I asked Lopez why the FBI would fabricate so many details in its testimony to Wise if it already had an airtight case against him and his wife. “Well, I was their enemy—and perhaps I still am—and one can't expect less of such adversaries…. Perhaps it is because they wanted to project a perverse image of someone who was acting against U.S. intelligence. They were trying, as they always do, to portray the enemies of the United States, the communists, as mercenaries—which is what they want us to be. And, well, in the end [as Wise's book demonstrates] they succeeded.”

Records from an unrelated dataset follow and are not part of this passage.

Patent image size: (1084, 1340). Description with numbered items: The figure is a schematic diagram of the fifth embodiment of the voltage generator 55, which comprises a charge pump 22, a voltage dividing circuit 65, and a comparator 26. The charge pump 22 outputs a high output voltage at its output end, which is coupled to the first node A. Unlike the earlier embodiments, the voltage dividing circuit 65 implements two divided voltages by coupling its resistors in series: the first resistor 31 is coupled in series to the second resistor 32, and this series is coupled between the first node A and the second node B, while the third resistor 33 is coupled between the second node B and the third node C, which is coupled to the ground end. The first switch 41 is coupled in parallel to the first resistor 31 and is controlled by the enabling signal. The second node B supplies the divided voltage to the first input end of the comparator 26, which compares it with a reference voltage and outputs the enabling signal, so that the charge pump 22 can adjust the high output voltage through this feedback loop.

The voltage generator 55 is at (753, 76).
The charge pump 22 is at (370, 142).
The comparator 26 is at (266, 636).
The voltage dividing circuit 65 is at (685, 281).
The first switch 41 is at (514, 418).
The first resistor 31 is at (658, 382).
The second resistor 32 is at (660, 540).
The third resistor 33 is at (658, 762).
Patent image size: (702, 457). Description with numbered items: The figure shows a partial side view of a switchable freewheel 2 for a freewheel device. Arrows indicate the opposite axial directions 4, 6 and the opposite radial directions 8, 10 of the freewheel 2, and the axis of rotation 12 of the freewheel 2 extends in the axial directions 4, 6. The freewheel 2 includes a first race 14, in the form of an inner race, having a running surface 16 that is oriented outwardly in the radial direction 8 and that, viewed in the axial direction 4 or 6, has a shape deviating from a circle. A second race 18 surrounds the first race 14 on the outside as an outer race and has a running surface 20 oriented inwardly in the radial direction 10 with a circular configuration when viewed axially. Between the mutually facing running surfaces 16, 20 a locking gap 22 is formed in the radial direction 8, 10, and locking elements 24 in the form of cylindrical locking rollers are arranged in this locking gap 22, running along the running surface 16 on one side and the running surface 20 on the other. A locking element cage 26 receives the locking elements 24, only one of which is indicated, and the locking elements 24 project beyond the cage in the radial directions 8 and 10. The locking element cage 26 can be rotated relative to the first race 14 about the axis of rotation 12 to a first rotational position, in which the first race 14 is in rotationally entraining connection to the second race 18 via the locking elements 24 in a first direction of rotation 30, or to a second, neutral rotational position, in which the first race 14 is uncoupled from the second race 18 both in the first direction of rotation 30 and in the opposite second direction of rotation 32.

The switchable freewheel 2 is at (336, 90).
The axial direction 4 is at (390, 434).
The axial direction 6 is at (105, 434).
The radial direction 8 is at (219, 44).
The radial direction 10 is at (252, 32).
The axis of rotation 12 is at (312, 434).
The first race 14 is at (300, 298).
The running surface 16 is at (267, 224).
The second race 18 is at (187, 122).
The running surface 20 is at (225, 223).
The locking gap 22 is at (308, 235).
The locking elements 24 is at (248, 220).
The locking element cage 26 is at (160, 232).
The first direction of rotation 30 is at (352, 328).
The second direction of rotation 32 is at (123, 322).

I also asked Lopez how he felt about having been used in a double agent operation that involved passing deceptive nerve gas information to the Soviets. “It was all a game of the superpowers,” he said. “In the end, I think that all this espionage helped to keep war between the superpowers from breaking out.”
But what, I asked, about the stockpiles of the nerve gas Novichok that still remain in Russia today, a probable legacy of the deception operation? “I think we can all agree that this needs to be well controlled and that there should be a set of rules to guarantee the safety of those materials. In general, however, espionage was a way to maintain equilibrium in many cases.”
Were he and his wife thinking about “strategic equilibrium” when they began their espionage career? “Yes, it was one of our rationales. We thought that we were helping to serve the cause of peace, of revolution, of keeping a threatening superpower in check.”
Lopez says that Cassidy's Run does demonstrate one estimable quality of the U.S. government—that alleged spies are not simply “disappeared,” and even are allowed to go free if their rights have been violated.
“It is easy to be against the government of the United States because of what it has done to Mexico—more than one hundred military incursions into our territory, the exploitation of Chicanos throughout history, the expropriation of about half our land, invasions in 1914 and 1916. All of this you can look at through the light of history, and even today you can see the North American domination of our economy and our military.
“On the other hand, one also has to admire the United States for the simple fact that some individuals involved in espionage for the Soviets were freed because the FBI had violated their civil and human rights. I admire the Justice Department for that.”